Re: User Agents Do Not Implement Absolute Length Units, Places Responsive Design in Jeopardy

On Thu, Oct 20, 2011 at 9:14 AM, Brian Blakely <anewpage.media@gmail.com> wrote:
> The solution to this problem is possibly tied to the @supports rule.
> I suggest that any @supports test which includes physical units evaluate
> false (true for the "not" keyword) when physical units are in a fixed ratio
> to pixels and, hence, not actually representative of their units to the
> viewer.
> Example (physical units not actually supported)
> @supports (height: 3in) /* false */
> @supports not (height: 1cm) /* true */

That seems like a very bad idea, because it's explicitly lying.
"height:3in" is supported just fine; you can use it in your stylesheet
today.  @supports has a very simple and easy-to-understand meaning,
and we shouldn't corrupt it with complexity just because you don't
like how the physical units are defined.


Fantasai and I brainstormed on this issue a little while ago, and came
up with three possible solutions for addressing this situation:

1. Introduce a "true physical unit", which is untethered from the px.
(It still might not exactly match the real length, if the browser gets
inaccurate data from the OS, but we can't solve that.)  Mozilla
currently does this with its "mozmm" unit.

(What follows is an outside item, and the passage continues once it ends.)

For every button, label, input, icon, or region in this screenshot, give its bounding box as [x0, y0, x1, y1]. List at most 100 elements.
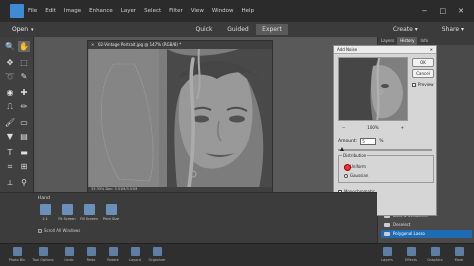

2. Introduce a switch that lets you specify the reference unit, like
"@unit-anchor [physical | pixels];".

3. Introduce a switch that just decouples the px and other physical
units, so the latter return to being "real" physical units.

We decided that we didn't like #1.  It seems awkward to have a single
real physical unit and require authors to convert their preferred unit
into it.  I don't know offhand what the conversation ratio between pt
and mm is, and I shouldn't have to know.

We also believe that #2 is worse than #3.  It gives you true physical
units, but at the potential cost of px that no longer align to device
pixels, which is a performance nightmare.  (Not to mention, probably
simply unworkable, since the underlying unit used by browsers is
typically either a float based on the device pixel, or an integer
based on subdivisions of the device pixel.)

So, we think that #3 seems like a good direction to pursue.